桐生夏月は周囲との接触を断ち、家と職場を往復するだけの毎日。ある日友人から中学の同級生佐々木佳道が地元に帰ってきたと聞き、ウキウキするが…

朝井リョウ原作「正欲」の映画化。
世の中全然「多様性」が認められてないんですけど!?という話です。
すべてにおいて多数派に属する人はいないと思うので、きっと誰もがある面ではマイノリティ。つまり誰もが「理解する側の人間」であり、「理解される側の人間」でもあるのに、誰にとっても生きていて楽しい社会ではないのはなぜだろう。

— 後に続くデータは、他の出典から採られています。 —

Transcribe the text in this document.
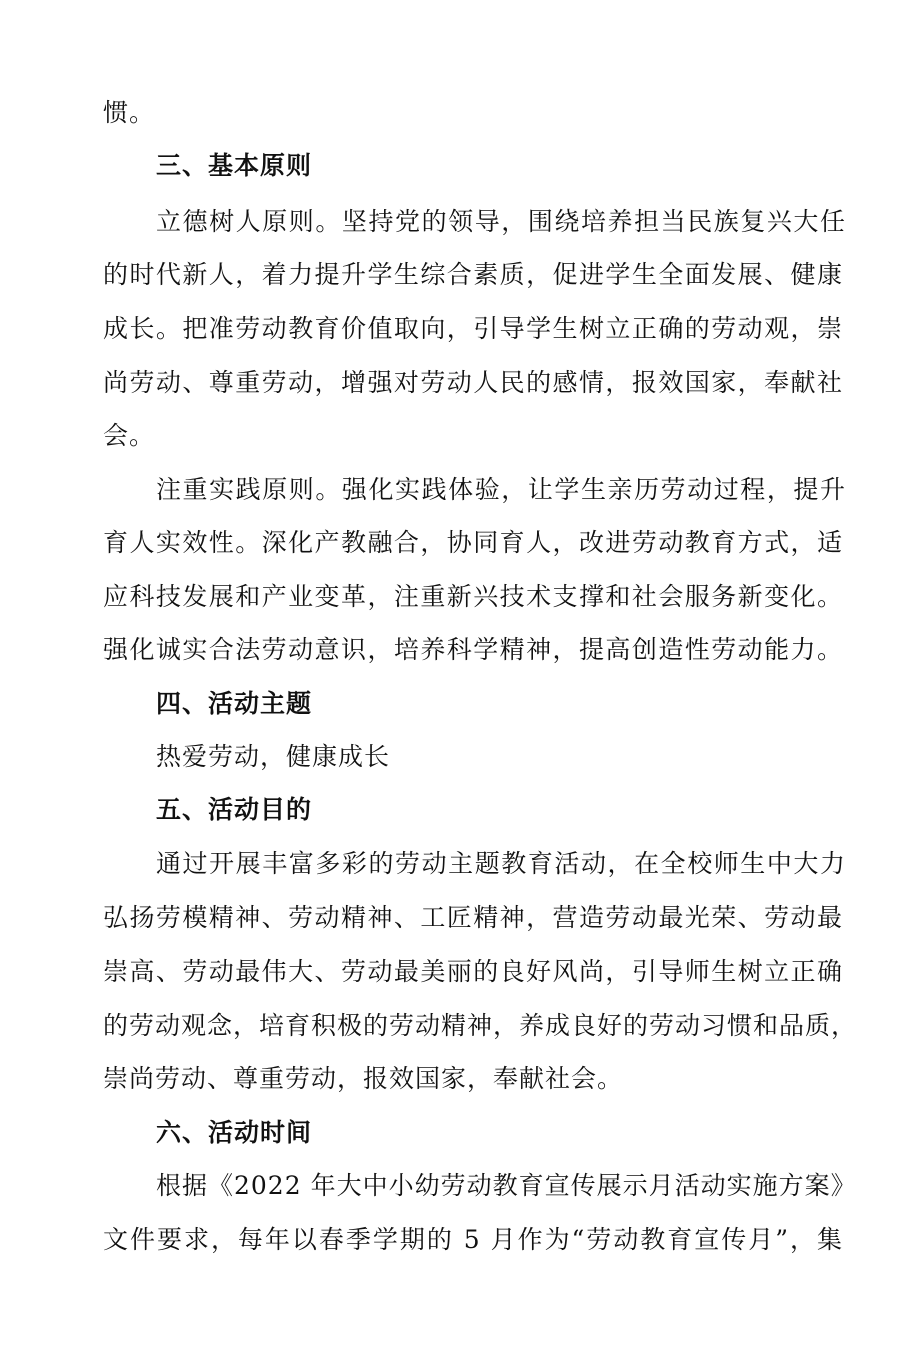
惯。
三、基本原则
立德树人原则。坚持党的领导，围绕培养担当民族复兴大任
的时代新人，着力提升学生综合素质，促进学生全面发展、健康
成长。把准劳动教育价值取向，引导学生树立正确的劳动观，崇
尚劳动、尊重劳动，增强对劳动人民的感情，报效国家，奉献社
会。
注重实践原则。强化实践体验，让学生亲历劳动过程，提升
育人实效性。深化产教融合，协同育人，改进劳动教育方式，适
应科技发展和产业变革，注重新兴技术支撑和社会服务新变化。
强化诚实合法劳动意识，培养科学精神，提高创造性劳动能力。
四、活动主题
热爱劳动，健康成长
五、活动目的
通过开展丰富多彩的劳动主题教育活动，在全校师生中大力
弘扬劳模精神、劳动精神、工匠精神，营造劳动最光荣、劳动最
崇高、劳动最伟大、劳动最美丽的良好风尚，引导师生树立正确
的劳动观念，培育积极的劳动精神，养成良好的劳动习惯和品质，
崇尚劳动、尊重劳动，报效国家，奉献社会。
六、活动时间
根据《2022 年大中小幼劳动教育宣传展示月活动实施方案》
文件要求，每年以春季学期的 5 月作为“劳动教育宣传月”，集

劇中でも言及されていたように、社会の仕組みとして、多数派でいた方が生きていくのが圧倒的に楽。だから本当は違うけど多数派のフリをして生きていく人がたくさんいる。最近はマイノリティであることを隠さず生きる人も増えているけど、社会に受け入れてもらえるかは実際オープンにしてみないとわからない。受け入れてもらえなければ社会から排除され、独りぼっちになる可能性があり、そうなったら、きっと明日生きていたくないと思う。
桐生と佐々木が出会えたのはとんでもなく幸運なことで、きっと大半は諸橋のように一人で抱え込むしかない。しかし彼にも理解しようと声をかけてくれる人がいた。諸橋へ一生懸命語りかける神戸さん…!正直ガッキーより吾郎ちゃんより、インパクトあった。クッソ泣きました。「寄り添う」とは、こういうことです。